Ikutan Ribut Tentang Cadar dan Cingkrang
Ilustrasi (foto: The Conversation) |
Wacana melarang ASN memakai celana cingkrang dan cadar, menjadi bola panas. Sepekan sudah masalah ini jadi polemik. Berkepanjangan, digoreng sana-sini, dikomentari ragam kalangan.
Padahal, aturan ini belum juga diberlakukan. Sebagian yang merespons menolak justru ternyata bukan ASN. Mereka hanya sekadar ikut meramaikan budaya bermedsos kita yang penuh nyinyir dan caci maki.

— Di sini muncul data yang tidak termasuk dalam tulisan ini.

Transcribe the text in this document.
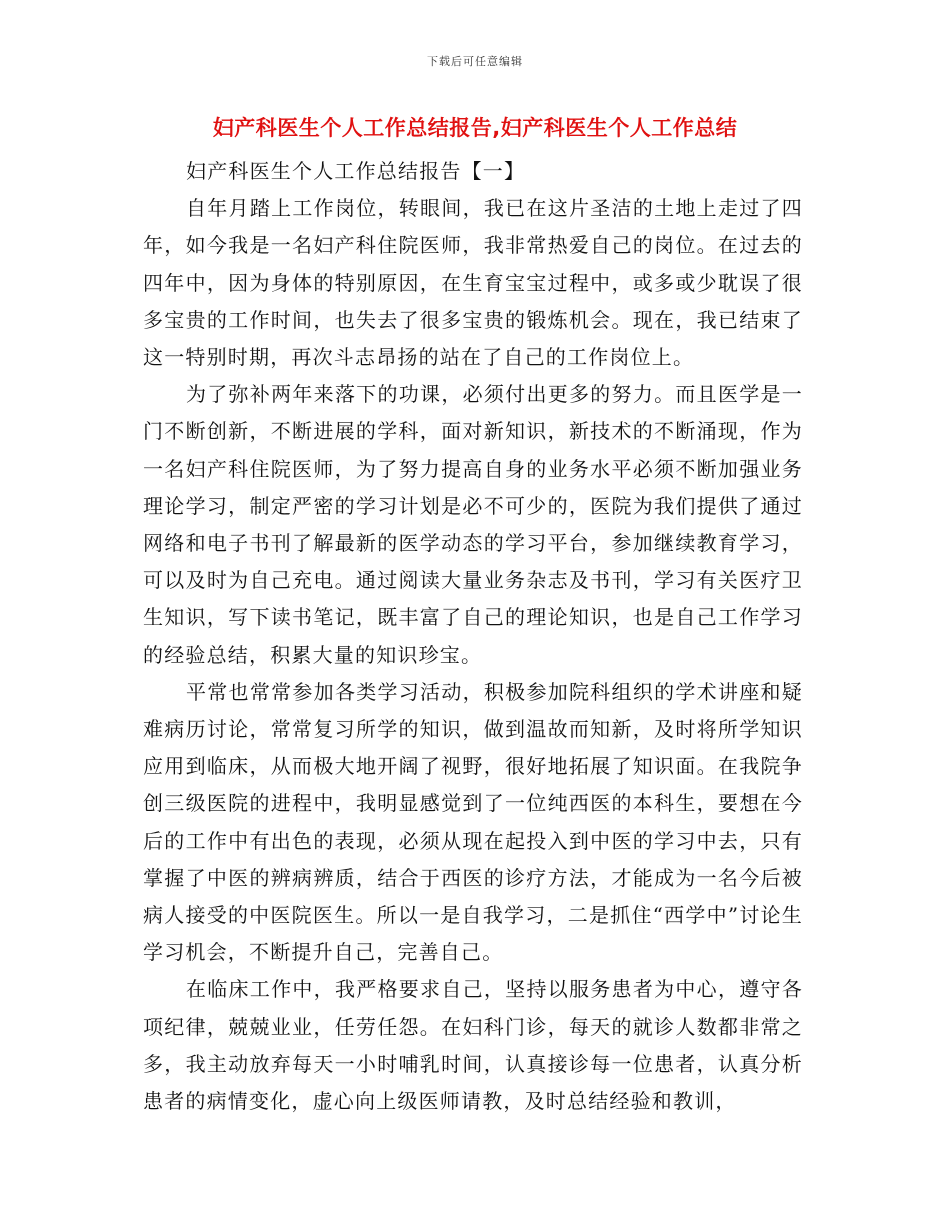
下载后可任意编辑
妇产科医生个人工作总结报告,妇产科医生个人工作总结

妇产科医生个人工作总结报告【一】

自年月踏上工作岗位，转眼间，我已在这片圣洁的土地上走过了四年，如今我是一名妇产科住院医师，我非常热爱自己的岗位。在过去的四年中，因为身体的特别原因，在生育宝宝过程中，或多或少耽误了很多宝贵的工作时间，也失去了很多宝贵的锻炼机会。现在，我已结束了这一特别时期，再次斗志昂扬的站在了自己的工作岗位上。

为了弥补两年来落下的功课，必须付出更多的努力。而且医学是一门不断创新，不断进展的学科，面对新知识，新技术的不断涌现，作为一名妇产科住院医师，为了努力提高自身的业务水平必须不断加强业务理论学习，制定严密的学习计划是必不可少的，医院为我们提供了通过网络和电子书刊了解最新的医学动态的学习平台，参加继续教育学习，可以及时为自己充电。通过阅读大量业务杂志及书刊，学习有关医疗卫生知识，写下读书笔记，既丰富了自己的理论知识，也是自己工作学习的经验总结，积累大量的知识珍宝。

平常也常常参加各类学习活动，积极参加院科组织的学术讲座和疑难病历讨论，常常复习所学的知识，做到温故而知新，及时将所学知识应用到临床，从而极大地开阔了视野，很好地拓展了知识面。在我院争创三级医院的进程中，我明显感觉到了一位纯西医的本科生，要想在今后的工作中有出色的表现，必须从现在起投入到中医的学习中去，只有掌握了中医的辨病辨质，结合于西医的诊疗方法，才能成为一名今后被病人接受的中医院医生。所以一是自我学习，二是抓住“西学中”讨论生学习机会，不断提升自己，完善自己。

在临床工作中，我严格要求自己，坚持以服务患者为中心，遵守各项纪律，兢兢业业，任劳任怨。在妇科门诊，每天的就诊人数都非常之多，我主动放弃每天一小时哺乳时间，认真接诊每一位患者，认真分析患者的病情变化，虚心向上级医师请教，及时总结经验和教训，
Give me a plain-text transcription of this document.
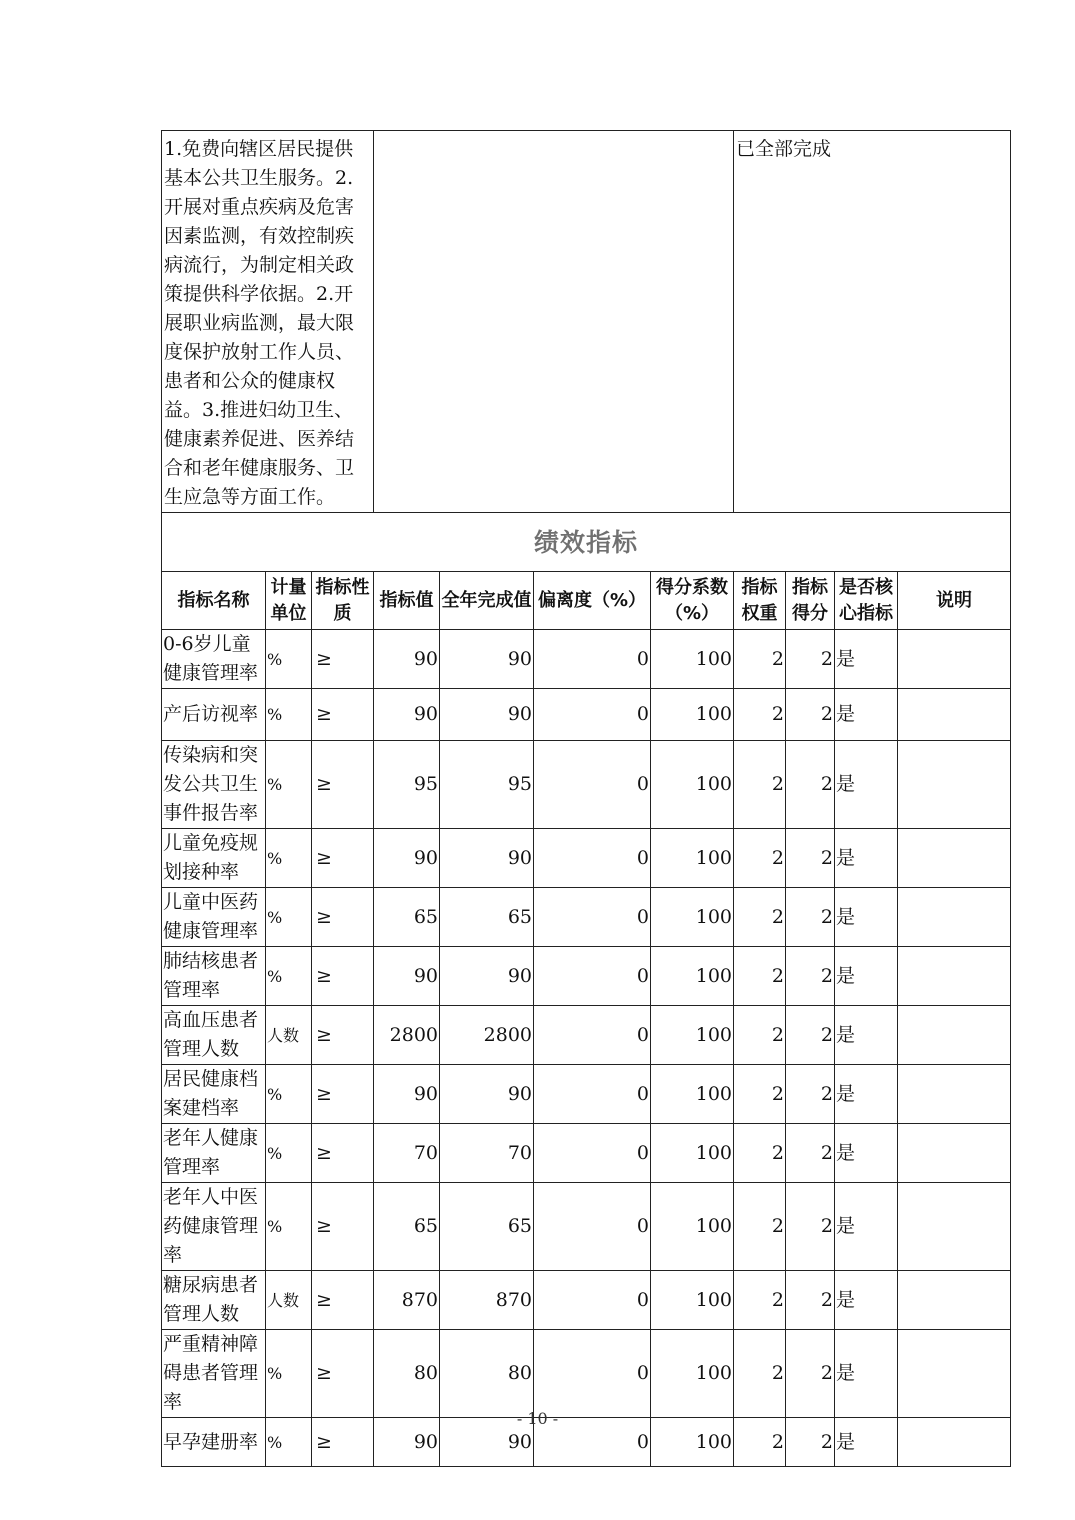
1.免费向辖区居民提供基本公共卫生服务。2.开展对重点疾病及危害因素监测，有效控制疾病流行，为制定相关政策提供科学依据。2.开展职业病监测，最大限度保护放射工作人员、患者和公众的健康权益。3.推进妇幼卫生、健康素养促进、医养结合和老年健康服务、卫生应急等方面工作。							已全部完成			
绩效指标										
指标名称	计量单位	指标性质	指标值	全年完成值	偏离度（%）	得分系数（%）	指标权重	指标得分	是否核心指标	说明
0-6岁儿童健康管理率	%	≥	90	90	0	100	2	2	是	
产后访视率	%	≥	90	90	0	100	2	2	是	
传染病和突发公共卫生事件报告率	%	≥	95	95	0	100	2	2	是	
儿童免疫规划接种率	%	≥	90	90	0	100	2	2	是	
儿童中医药健康管理率	%	≥	65	65	0	100	2	2	是	
肺结核患者管理率	%	≥	90	90	0	100	2	2	是	
高血压患者管理人数	人数	≥	2800	2800	0	100	2	2	是	
居民健康档案建档率	%	≥	90	90	0	100	2	2	是	
老年人健康管理率	%	≥	70	70	0	100	2	2	是	
老年人中医药健康管理率	%	≥	65	65	0	100	2	2	是	
糖尿病患者管理人数	人数	≥	870	870	0	100	2	2	是	
严重精神障碍患者管理率	%	≥	80	80	0	100	2	2	是	
早孕建册率	%	≥	90	90	0	100	2	2	是	
- 10 -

Saya tertawa lebar membaca berita Detik.com, tentang salah seorang artis hijrah ikutan komentar tentang larangan ini. Seorang warganet yang lugu menimpali, 'Itu aturan untuk ASN, Bambang !. Bukan untuk artis'
Bagi saya (yang kebetulan ASN), kita mesti melihat hal ini secara jernih. Yang akan dilarang adalah ASN. Bukan akhi-ukhti syar'i-syar'i-an, bukan artis hijrah-hijrahan, bukan pula ibu-ibu pengajian.
Adalah benar bahwa berpakaian itu adalah masalah privat seseorang. Tetapi ASN terikat oleh aturan-aturan. Ini pointnya. Dan ini wajib dihormati dan dilaksanakan oleh semua ASN. Jika tidak bersedia, pintu keluar terbuka lebar-lebar.
Tata berpakaian ASN utamanya saat bekerja, bukan lagi masalah privat, melainkan sudah jadi ranah publik. Apa pasal? Sebab ini terkait pelayanan masyarakat dan kinerja pemerintahan.
ASN boleh telanjang bulat dirumah sendiri. It's okey. Itu urusan kamu. Tapi bugil di kantor pemerintahan sambil melayani masyarakat, tentu jadi masalah umum. Tata berbusana ini yang coba diatur oleh Menag.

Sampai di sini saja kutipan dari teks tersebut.